You're reading: Valeriya Egoshyna: Investigative journalist goes after every government

Age: 29
Education: Odesa National Marine University, Odesa National University
Profession: Investigative journalist
Did you know? Valeriya Egoshyna once wanted to work at the State Security Service, but ended up reporting on its corruption.

Valeriya Egoshyna dreamed of becoming a spy.

Instead, she has become an investigative journalist who exposes spies.

“Since I didn’t manage to become a spy, I’m doing investigations of the Security Service of Ukraine,” she joked.

She grew up in Bulgaria and moved to Ukraine when she was a teenager.

Then, her parents persuaded her to study marine engineering at Odesa National Marine University. However, she didn’t like it and switched to sociology.

“When I realized I can’t become president, I decided to become a journalist,” Egoshyna quipped, referring to the law that forbids people who weren’t born on the Ukrainian soil from running for president.

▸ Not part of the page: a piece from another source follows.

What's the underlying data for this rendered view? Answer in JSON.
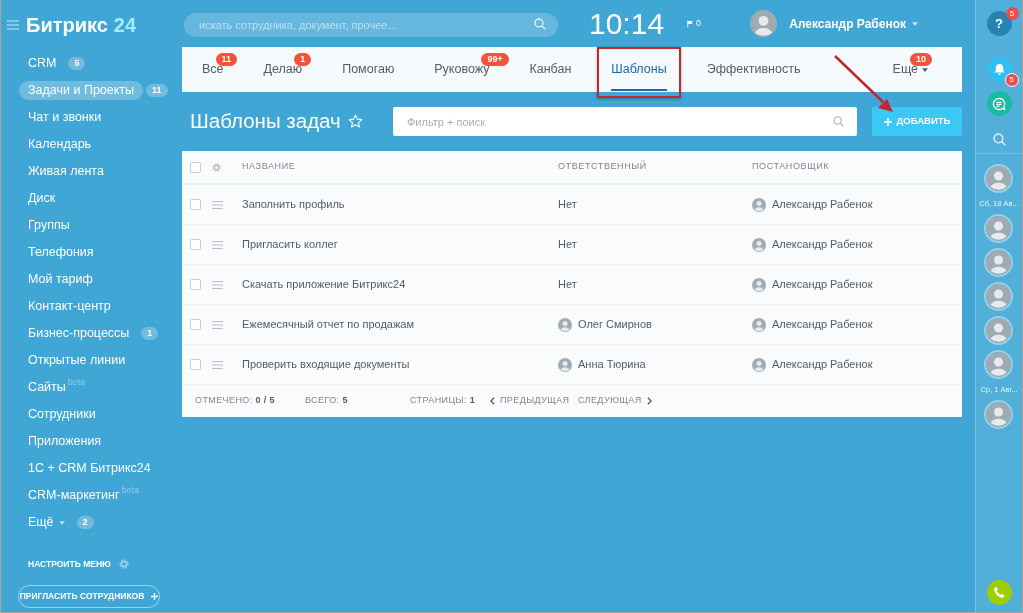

She first worked at several publications in Odesa but has been working at Radio Liberty/Radio Free Europe’s Schemes investigative show since 2016. “I came as an intern and remained there by accident,” she said.

One of Egoshyna’s investigations is about ex-President Petro Poroshenko’s alleged efforts to help Moldovan oligarch Vladimir Plahotniuc by removing sanctions from a steel mill in Moldova’s Russian-occupied Transnistria region.

Another investigation concerns alleged corruption schemes in the energy sector involving Poroshenko, his top ally Igor Kononenko, and brothers Grigory Surkis and Igor Surkis. They deny the accusations.

Dmytro Kryuchkov, the CEO of power company Energomerezha, testified in April that Poroshenko and Kononenko had received 50 to 70 percent of the income from energy corruption schemes.

Egoshyna has also investigated the luxury assets of Pavlo Demchyna, a former deputy chief of the Security Service of Ukraine (SBU) and a top ally of Poroshenko, and other top SBU officials.

Yet another investigation concerns a highly dubious court ruling in the town of Baryshivka in Kyiv Oblast. In May, the court suspended SkyUp Airline’s license to operate passenger flights. The decision sparked outrage. Some alleged that the company’s competitors were behind the ruling.

In the Baryshivka case, a woman named Oksana Pasenko filed a lawsuit, claiming she was a dissatisfied SkyUp customer. However, it later turned out that she had never even been on a plane before.

In an investigation published in 2018, Egoshyna exposed Interior Minister Arsen Avakov. Ukrainian courts and the Interior Ministry have destroyed the hidden camera used to record videos implicating Avakov and his top allies in alleged corruption, Schemes reported. Avakov and his allies deny accusations of wrongdoing.

In 2017, Avakov’s son Oleksandr and Avakov’s ex-deputy Serhiy Chebotar were arrested and charged by the National Anti-Corruption Bureau of Ukraine with embezzling Hr 14 million in a case related to the supply of overpriced backpacks to the Interior Ministry.

However, in 2018 anti-corruption prosecutors closed the case.

Egoshyna says that journalists are facing constant pressure in Ukraine. “It’s a widely known fact that journalists’ work in Ukraine is dangerous,” she said. “We are constantly facing attempts to obstruct our activities.”

Moreover, supporters of the previous and current governments are attacking the free press through “bots” and “trolls” on social media.

“Previously Poroshenko bots hated us and now (President Volodymyr Zelensky’s) bots also do,” Egoshyna said. “But Poroshenko bots have not ceased to hate us. Two armies are fighting against us.”